Which brings us back to Knowledge Unlatched. The problem with much of our publishing effort, especially where shortrun printing was concerned, is the inability of users to be able to afford to pay the price needed to redeem the publisher’s origination costs from his initial print run. And since realistic pricing compels a fall off in volume, the problem intensifies over time. Library sales fall off as controlled budgets permit less acquisition than before, leading to the sort of lamentations in this week’s Wiley report. The whole cyclical process of decline, which has now been in progress for at least 25 years, has already driven many publishers out of areas of their traditional books business.
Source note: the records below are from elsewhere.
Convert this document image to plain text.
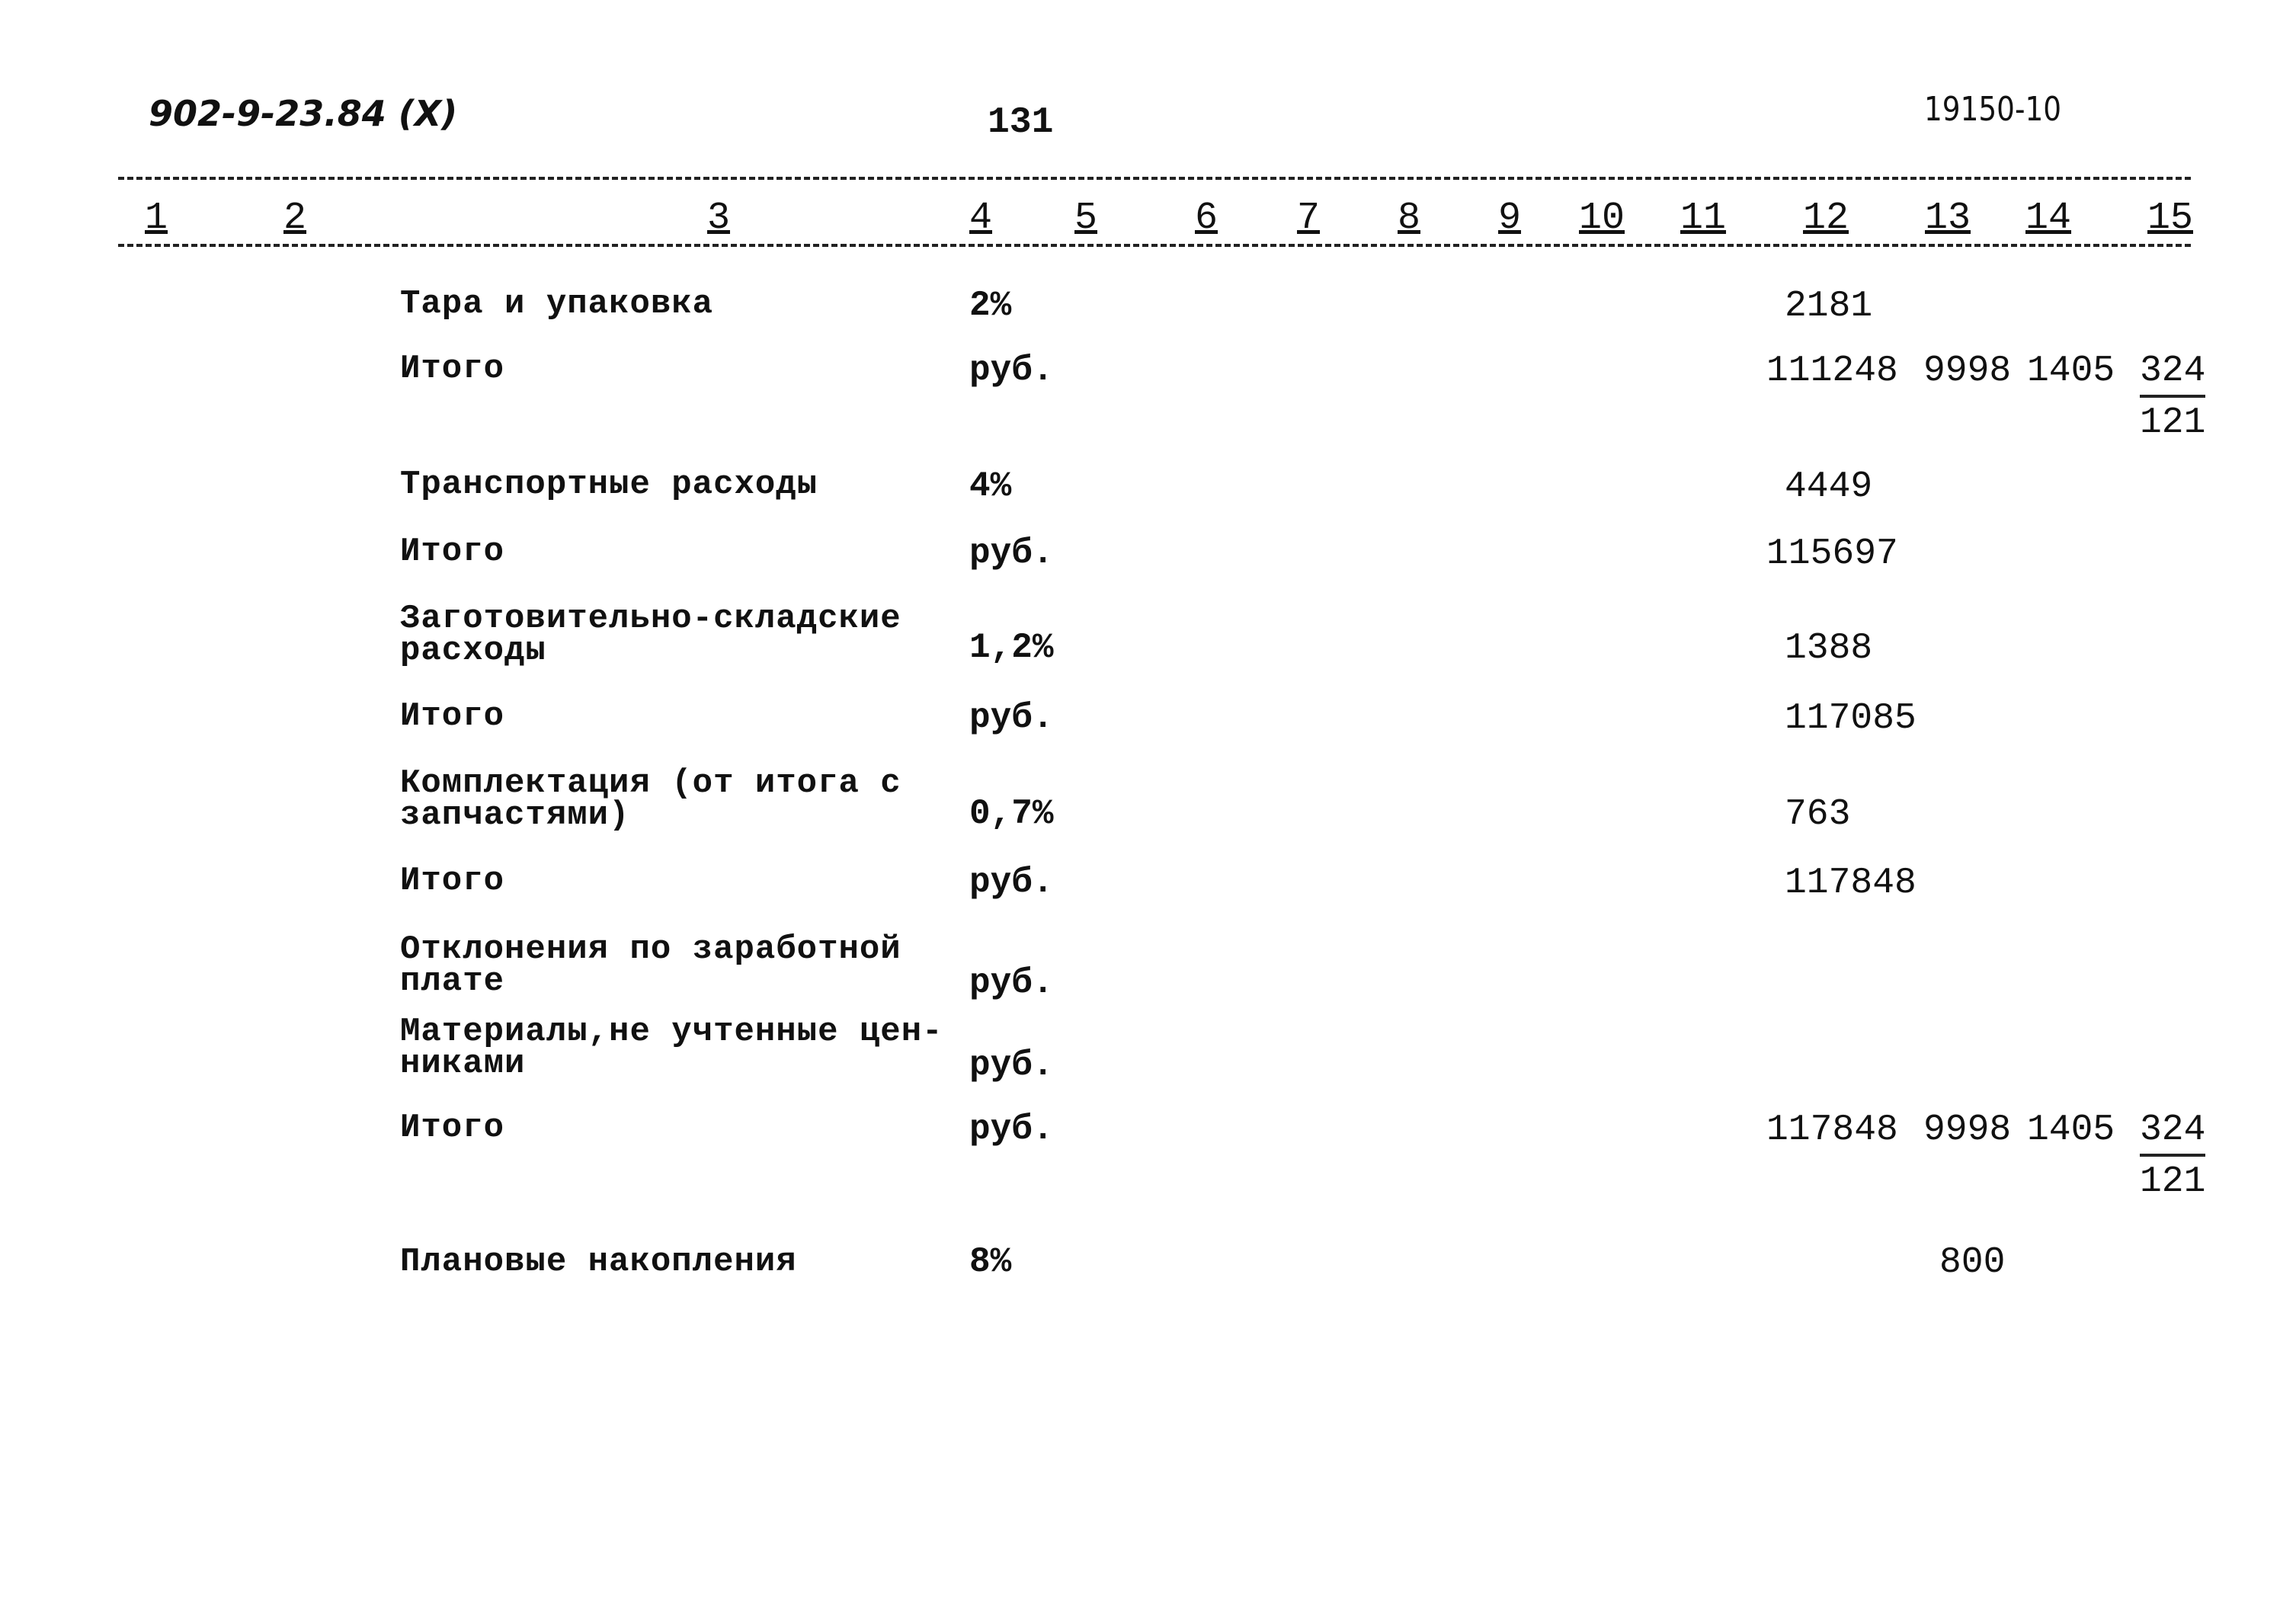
902-9-23.84 (X)	131	19150-10
1	2	3	4 5	6 7 8 9 10 11 12 13 14 15
Тара и упаковка	2%	2181
Итого	руб.	111248 9998 $1405 \frac{324}{121}$
Транспортные расходы	4%	4449
Итого	руб.	115697
Заготовительно-складские
расходы	1,2%	1388
Итого	руб.	117085
Комплектация (от итога с
запчастями)	0,7%	763
Итого	руб.	117848
Отклонения по заработной
плате	руб.
Материалы,не учтенные цен-
никами	руб.
Итого	руб.	117848 9998 $1405 \frac{324}{121}$
Плановые накопления	8%	800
Ten years ago we thought that print on demand would solve all of this , and in some ways it does. But it does no resolve the question of those origination costs. Take them away and the publisher could print to order. Which is where Dr Pinter comes in. If, she argues, you could put together global library consortia with block buying power, then you could, if the group were large enough, recreate eighteenth century subscription publishing and have all of the origination costs covered, for the titles selected, by the library digital purchase prior to publication. This then plays a key role in feeding (Populating) the resource development engines being created by people like Pearson. Then the publisher will be able to deal with the Long Tail by ebook or print on demand, pricing to margin on every sale. And the library will be Open Access!
I know. When you are standing on your head the blood rushes to your head as well. But think carefully about this. Contrarian business models must make sense in a business which now has no sensible business model of its own.